Das einzige Haushaltsgerät, das unbemerkt Ihre Stromrechnung in die Höhe treibt.

Zu verstehen, wie und warum dies geschieht, ist der erste Schritt, um Ihre Energiekosten in den Griff zu bekommen, ohne dabei auf Komfort oder Bequemlichkeit verzichten zu müssen.

Warum ein elektrischer Wäschetrockner so viel Strom verbraucht Der Hauptgrund für den hohen Stromverbrauch elektrischer Wäschetrockner lässt sich in einem Wort zusammenfassen: Wärme.

Anders als viele Haushaltsgeräte, die mit Motoren oder Elektronik betrieben werden, muss ein elektrischer Wäschetrockner schnell intensive Hitze erzeugen und diese lange genug halten, um die Feuchtigkeit aus der Kleidung zu entfernen. Dieses Heizelement verbraucht enorm viel Strom, viel mehr als den meisten Menschen bewusst ist.

Ein elektrischer Wäschetrockner verbraucht durchschnittlich zwischen 2.000 und 5.000 Watt pro Stunde. Zum Vergleich: Wie viel Strom verbrauchen andere, häufig genutzte Haushaltsgeräte?

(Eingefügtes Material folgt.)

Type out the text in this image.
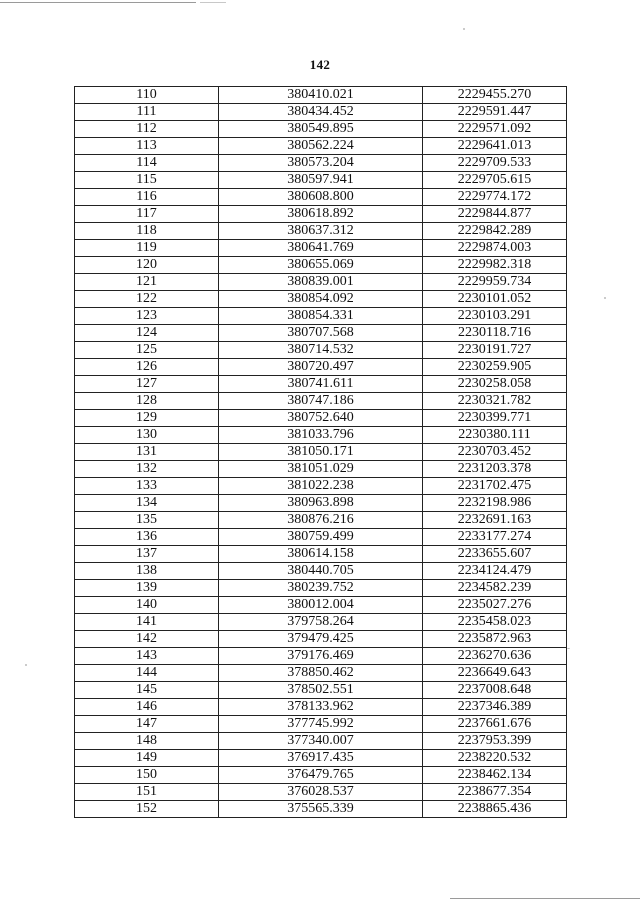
142
110	380410.021	2229455.270
111	380434.452	2229591.447
112	380549.895	2229571.092
113	380562.224	2229641.013
114	380573.204	2229709.533
115	380597.941	2229705.615
116	380608.800	2229774.172
117	380618.892	2229844.877
118	380637.312	2229842.289
119	380641.769	2229874.003
120	380655.069	2229982.318
121	380839.001	2229959.734
122	380854.092	2230101.052
123	380854.331	2230103.291
124	380707.568	2230118.716
125	380714.532	2230191.727
126	380720.497	2230259.905
127	380741.611	2230258.058
128	380747.186	2230321.782
129	380752.640	2230399.771
130	381033.796	2230380.111
131	381050.171	2230703.452
132	381051.029	2231203.378
133	381022.238	2231702.475
134	380963.898	2232198.986
135	380876.216	2232691.163
136	380759.499	2233177.274
137	380614.158	2233655.607
138	380440.705	2234124.479
139	380239.752	2234582.239
140	380012.004	2235027.276
141	379758.264	2235458.023
142	379479.425	2235872.963
143	379176.469	2236270.636
144	378850.462	2236649.643
145	378502.551	2237008.648
146	378133.962	2237346.389
147	377745.992	2237661.676
148	377340.007	2237953.399
149	376917.435	2238220.532
150	376479.765	2238462.134
151	376028.537	2238677.354
152	375565.339	2238865.436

Ein Kühlschrank verbraucht typischerweise etwa 150 bis 300 Watt.
Ein Laptop verbraucht etwa 50 bis 100 Watt.
Ein moderner LED-Fernseher verbraucht oft weniger als 150 Watt.
Selbst eine Waschmaschine, die das Wasser nicht erhitzt, verbraucht deutlich weniger Strom als ein Wäschetrockner.

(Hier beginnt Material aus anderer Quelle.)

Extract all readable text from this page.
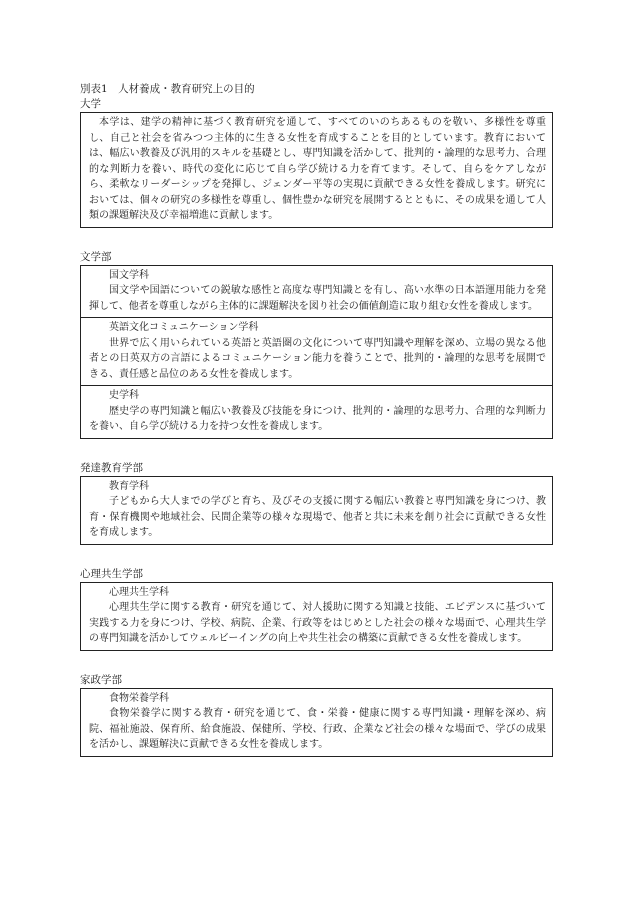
別表1　人材養成・教育研究上の目的

大学

本学は、建学の精神に基づく教育研究を通して、すべてのいのちあるものを敬い、多様性を尊重し、自己と社会を省みつつ主体的に生きる女性を育成することを目的としています。教育においては、幅広い教養及び汎用的スキルを基礎とし、専門知識を活かして、批判的・論理的な思考力、合理的な判断力を養い、時代の変化に応じて自ら学び続ける力を育てます。そして、自らをケアしながら、柔軟なリーダーシップを発揮し、ジェンダー平等の実現に貢献できる女性を養成します。研究においては、個々の研究の多様性を尊重し、個性豊かな研究を展開するとともに、その成果を通して人類の課題解決及び幸福増進に貢献します。

文学部

国文学科
国文学や国語についての鋭敏な感性と高度な専門知識とを有し、高い水準の日本語運用能力を発揮して、他者を尊重しながら主体的に課題解決を図り社会の価値創造に取り組む女性を養成します。
英語文化コミュニケーション学科
世界で広く用いられている英語と英語圏の文化について専門知識や理解を深め、立場の異なる他者との日英双方の言語によるコミュニケーション能力を養うことで、批判的・論理的な思考を展開できる、責任感と品位のある女性を養成します。
史学科
歴史学の専門知識と幅広い教養及び技能を身につけ、批判的・論理的な思考力、合理的な判断力を養い、自ら学び続ける力を持つ女性を養成します。

発達教育学部

教育学科
子どもから大人までの学びと育ち、及びその支援に関する幅広い教養と専門知識を身につけ、教育・保育機関や地域社会、民間企業等の様々な現場で、他者と共に未来を創り社会に貢献できる女性を育成します。

心理共生学部

心理共生学科
心理共生学に関する教育・研究を通じて、対人援助に関する知識と技能、エビデンスに基づいて実践する力を身につけ、学校、病院、企業、行政等をはじめとした社会の様々な場面で、心理共生学の専門知識を活かしてウェルビーイングの向上や共生社会の構築に貢献できる女性を養成します。

家政学部

食物栄養学科
食物栄養学に関する教育・研究を通じて、食・栄養・健康に関する専門知識・理解を深め、病院、福祉施設、保育所、給食施設、保健所、学校、行政、企業など社会の様々な場面で、学びの成果を活かし、課題解決に貢献できる女性を養成します。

Das bedeutet, dass bereits zehn Minuten Nutzung Ihres Wäschetrockners so viel Strom verbrauchen können wie mehrere Stunden Betrieb kleinerer Haushaltsgeräte. Im Laufe der Zeit summieren sich diese kurzen Phasen intensiver Nutzung schnell.

Wie rasant der tägliche Wäscheverbrauch zunimmt.
Die meisten Menschen machen sich keine Gedanken darüber, wie oft sie ihren Trockner benutzen. Eine Ladung hier und da erscheint nicht viel. Doch betrachtet man die Zahlen genauer, wird das Ausmaß deutlich.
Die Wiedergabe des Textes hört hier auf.